Transcript
This is such an important question because the impairment that happens in Alzheimer’s stretches our preconceived ideas of how to care for people and how to minister to them. What I mean by that is we tend to be overly reliant on a person’s intellectual and cognitive capacity. We explain the good news. We argue theological points. We challenge incorrect thoughts. We converse about ideas and we discuss motives. The leading edge of our ministry and our care tends to be dependent on a person’s ability to understand what is true and real. Therefore, the biggest obstacle in ministering to a loved one with Alzheimer's is that there is the subtraction of something that we typically depend on, and often an addition of something that we’re not prepared for. Though our ministry to those with Alzheimer’s is hindered by the subtraction of their cognitive and intellectual capacities, and the addition of the unusual and unexpected, and these would be things like paranoia and delusions and personality change.
So when our routine strategies of care and ministry bump up against these deficits and limitations, what do we do? How do we support a parent who has Alzheimer’s? The answer is simply going to be a shift in emphasis. Caring for someone with Alzheimer’s does not require a radical paradigm shift, rather an emphasis on a different dimension of Christian care and helping. So in caring for someone with Alzheimer's, the emphasis is on what might be described as a ministry of presence and a ministry of reassurance.
Our first ministry to our loved one suffering from Alzheimer’s is the ministry of presence. It recognizes the profound importance of us incarnating and embodying God’s presence in our relationships. We are ambassadors and representatives of the presence of God to his people. For those with Alzheimer’s, your presence is going to be the primary means by which Christ is known and experienced.
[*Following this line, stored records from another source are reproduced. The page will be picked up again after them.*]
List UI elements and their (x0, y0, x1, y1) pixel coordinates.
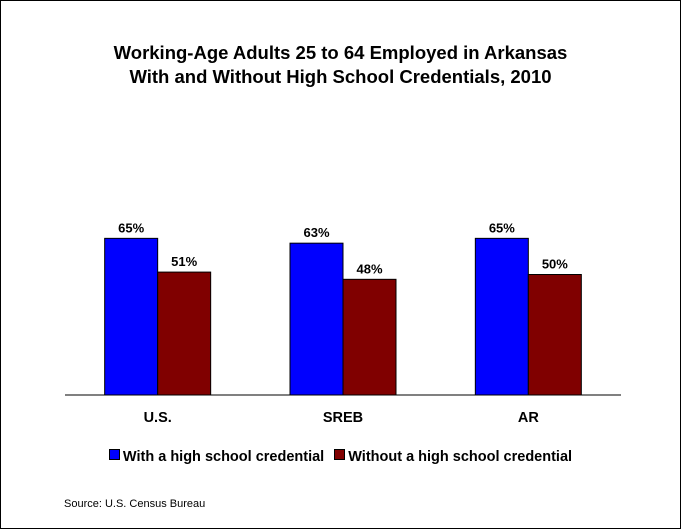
category-label-us: U.S. (144, 410, 172, 426)
chart-title-line-1: Working-Age Adults 25 to 64 Employed in … (113, 42, 568, 63)
chart-title-line-2: With and Without High School Credentials… (129, 66, 552, 87)
category-label-sreb: SREB (323, 410, 363, 426)
data-label-sreb-series-0: 63% (303, 225, 329, 240)
bar-plot: 65% 51% U.S. 63% 48% SREB 65% 50% AR (65, 220, 621, 426)
legend-label-without-credential: Without a high school credential (348, 449, 573, 465)
legend-item-with-credential: With a high school credential (108, 449, 325, 465)
bar-sreb-series-0 (289, 242, 344, 396)
data-label-us-series-1: 51% (171, 254, 197, 269)
bar-ar-series-1 (527, 274, 582, 396)
bar-sreb-series-1 (342, 278, 397, 396)
bar-ar-series-0 (474, 237, 529, 396)
category-label-ar: AR (518, 410, 539, 426)
data-label-ar-series-0: 65% (489, 220, 515, 235)
legend-label-with-credential: With a high school credential (122, 449, 325, 465)
legend: With a high school credential Without a … (1, 449, 680, 465)
bar-us-series-0 (104, 237, 159, 396)
data-label-us-series-0: 65% (118, 220, 144, 235)
legend-item-without-credential: Without a high school credential (334, 449, 572, 465)
data-label-ar-series-1: 50% (542, 257, 568, 272)
source-note: Source: U.S. Census Bureau (64, 498, 206, 510)
legend-swatch-blue (108, 449, 120, 460)
legend-swatch-maroon (334, 449, 346, 460)
data-label-sreb-series-1: 48% (356, 261, 382, 276)
bar-us-series-1 (157, 271, 212, 396)
chart-title: Working-Age Adults 25 to 64 Employed in … (1, 41, 680, 89)
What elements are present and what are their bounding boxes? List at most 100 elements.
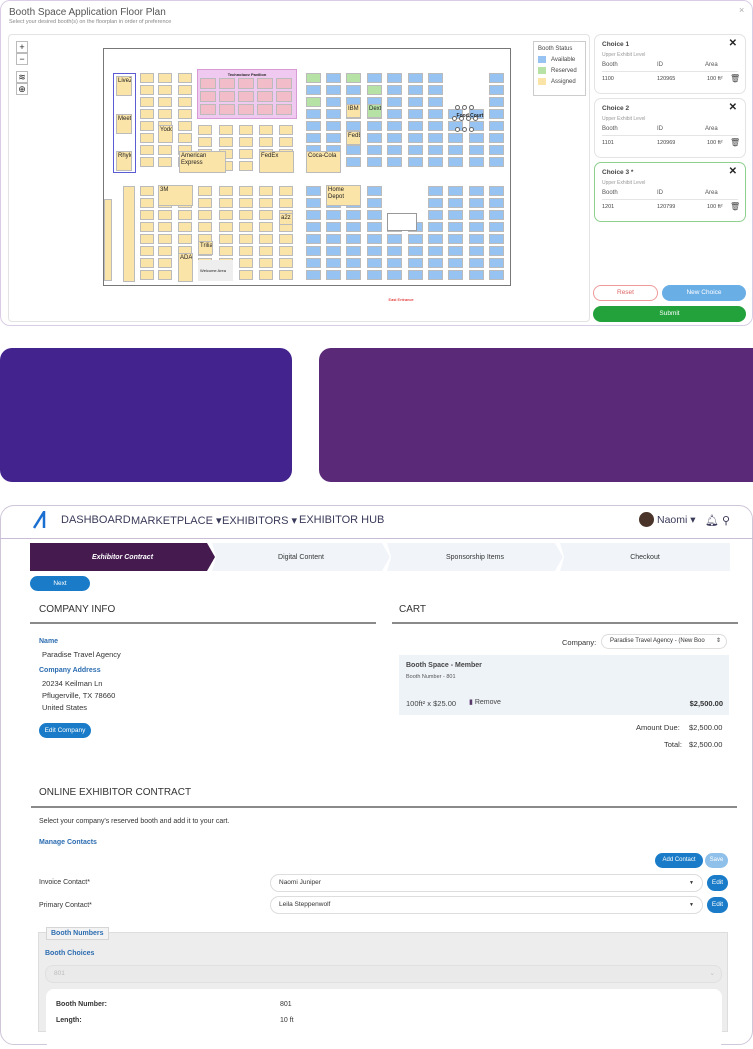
booth[interactable] xyxy=(158,210,172,220)
edit-company-button[interactable]: Edit Company xyxy=(39,723,91,738)
booth[interactable] xyxy=(469,222,484,232)
booth[interactable] xyxy=(448,234,463,244)
choice-card-2[interactable]: Choice 2 Upper Exhibit Level ✕ Booth ID … xyxy=(594,98,746,158)
booth[interactable] xyxy=(158,157,172,167)
booth[interactable] xyxy=(279,198,293,208)
booth[interactable] xyxy=(469,145,484,155)
booth[interactable] xyxy=(140,234,154,244)
booth-ibm[interactable]: IBM xyxy=(346,104,361,118)
booth[interactable] xyxy=(239,137,253,147)
close-icon[interactable]: × xyxy=(739,5,745,15)
bell-icon[interactable]: 🔔︎ xyxy=(705,515,719,527)
booth[interactable] xyxy=(198,210,212,220)
booth[interactable] xyxy=(489,210,504,220)
booth[interactable] xyxy=(428,73,443,83)
booth[interactable] xyxy=(259,125,273,135)
booth[interactable] xyxy=(257,104,273,115)
booth-trilia[interactable]: Trilia xyxy=(198,241,213,255)
booth[interactable] xyxy=(428,258,443,268)
booth[interactable] xyxy=(239,161,253,171)
booth[interactable] xyxy=(279,186,293,196)
booth[interactable] xyxy=(279,234,293,244)
booth[interactable] xyxy=(428,198,443,208)
booth[interactable] xyxy=(326,234,341,244)
booth[interactable] xyxy=(276,104,292,115)
booth[interactable] xyxy=(198,125,212,135)
booth[interactable] xyxy=(387,133,402,143)
booth[interactable] xyxy=(489,97,504,107)
close-icon[interactable]: ✕ xyxy=(728,166,737,177)
booth[interactable] xyxy=(140,133,154,143)
nav-exhibitor-hub[interactable]: EXHIBITOR HUB xyxy=(299,514,385,526)
booth[interactable] xyxy=(428,85,443,95)
booth[interactable] xyxy=(387,121,402,131)
booth[interactable] xyxy=(158,258,172,268)
booth[interactable] xyxy=(489,270,504,280)
booth[interactable] xyxy=(326,210,341,220)
booth[interactable] xyxy=(257,91,273,102)
booth[interactable] xyxy=(279,246,293,256)
table-icon[interactable] xyxy=(473,116,478,121)
booth[interactable] xyxy=(306,258,321,268)
booth-rhyloo[interactable]: Rhyloo xyxy=(116,151,132,171)
booth[interactable] xyxy=(219,125,233,135)
booth[interactable] xyxy=(140,270,154,280)
booth[interactable] xyxy=(306,222,321,232)
east-entrance-label[interactable]: East Entrance xyxy=(388,297,414,302)
booth[interactable] xyxy=(306,73,321,83)
nav-dashboard[interactable]: DASHBOARD xyxy=(61,514,131,526)
table-icon[interactable] xyxy=(455,127,460,132)
booth[interactable] xyxy=(448,133,463,143)
booth[interactable] xyxy=(448,258,463,268)
table-icon[interactable] xyxy=(455,105,460,110)
booth[interactable] xyxy=(428,145,443,155)
booth[interactable] xyxy=(448,198,463,208)
booth[interactable] xyxy=(326,270,341,280)
booth[interactable] xyxy=(346,73,361,83)
booth[interactable] xyxy=(428,234,443,244)
booth-meetz[interactable]: Meetz xyxy=(116,114,132,134)
booth[interactable] xyxy=(469,121,484,131)
booth[interactable] xyxy=(387,145,402,155)
booth[interactable] xyxy=(306,246,321,256)
booth[interactable] xyxy=(158,234,172,244)
booth[interactable] xyxy=(158,270,172,280)
booth[interactable] xyxy=(158,73,172,83)
booth[interactable] xyxy=(259,246,273,256)
booth[interactable] xyxy=(428,121,443,131)
trash-icon[interactable]: 🗑 xyxy=(730,202,741,211)
table-icon[interactable] xyxy=(462,127,467,132)
booth[interactable] xyxy=(306,121,321,131)
booth[interactable] xyxy=(306,210,321,220)
booth[interactable] xyxy=(489,121,504,131)
booth[interactable] xyxy=(408,109,423,119)
step-digital-content[interactable]: Digital Content xyxy=(212,543,390,571)
booth[interactable] xyxy=(259,234,273,244)
booth[interactable] xyxy=(158,246,172,256)
booth[interactable] xyxy=(219,78,235,89)
booth[interactable] xyxy=(219,91,235,102)
booth[interactable] xyxy=(326,222,341,232)
booth[interactable] xyxy=(469,246,484,256)
user-menu[interactable]: Naomi ▾ xyxy=(657,514,696,526)
booth[interactable] xyxy=(387,97,402,107)
booth[interactable] xyxy=(367,198,382,208)
booth-american-express[interactable]: American Express xyxy=(179,151,226,173)
booth[interactable] xyxy=(489,186,504,196)
booth[interactable] xyxy=(367,121,382,131)
booth[interactable] xyxy=(178,210,192,220)
booth[interactable] xyxy=(408,145,423,155)
booth[interactable] xyxy=(367,186,382,196)
booth[interactable] xyxy=(219,186,233,196)
edit-invoice-contact-button[interactable]: Edit xyxy=(707,875,728,891)
booth[interactable] xyxy=(387,73,402,83)
booth[interactable] xyxy=(469,157,484,167)
booth-layer[interactable]: Technology Pavilion LiveZ Meetz Rhyloo Yodo A… xyxy=(9,35,589,321)
booth[interactable] xyxy=(367,270,382,280)
booth[interactable] xyxy=(158,109,172,119)
booth[interactable] xyxy=(469,133,484,143)
booth[interactable] xyxy=(387,109,402,119)
booth[interactable] xyxy=(279,270,293,280)
booth[interactable] xyxy=(178,133,192,143)
booth-choice-select[interactable]: 801 ⌄ xyxy=(45,965,722,983)
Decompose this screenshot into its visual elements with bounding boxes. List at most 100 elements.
There’s a great scene in the movie Lars and the Real Girl that captures the ministry of presence perfectly. Lars and the Real Girl is about a struggling young man who buys a life-sized doll to be his girlfriend and eventually his wife. And in the course of the movie this imaginary, artificial spouse dies. And in spite of his bizarre behavior, Lars’s rural Wisconsin community rallies around him and takes care of him. And in the scene I’m referring to, some older women come over to his house and sit with him and they begin to knit and crochet. And when Lars asks them what they’re doing there, the women respond, “We came over to sit.” That is what people do when tragedy strikes. They come over and sit. This vignette is a great example of the ministry of presence. Something as ordinary as physical proximity is all of a sudden loaded with meaning and power.
Our second ministry to our loved ones with Alzheimer’s is a ministry of reassurance. For many suffering with Alzheimer’s, on top of the cognitive decline, there is also paranoia, delusion, and bizarre personality changes. Our care for them is not to correct them or try and convince them otherwise. Instead, our care for them will look like a persistent, subtle reassurance towards what is true. A ministry of reassurance will reassure and redirect them to who they are in Christ, and who God is for them in Christ. I might sound something like this: “Dad, I want you to know that you’re safe, even if you don’t feel that way. Jesus is with you. You have nothing to worry about. You are his son and he is your God.” Or, “Mom, I know that you’re unsettled. I want you to trust me that the promises of Psalm 121 hold true. Jesus is near to you. He is your keeper and he will keep your coming and your going, forever.” The ministry of reassurance can be an exhausting one. You will likely be saying the same thing often. You will repeat yourself again and again and again. However, it doesn’t change the fact that this is what your loved one needs and it is the best way to come alongside them, to support them, and to care for them.
So how do I help a parent who suffers from Alzheimer’s? For the subtraction and the loss of cognitive abilities caused by Alzheimer’s, we prioritize presence, the ministry of presence. And for the addition of irrational thoughts and bizarre perception caused by Alzheimer’s, we prioritize reassurance, a ministry of reassurance.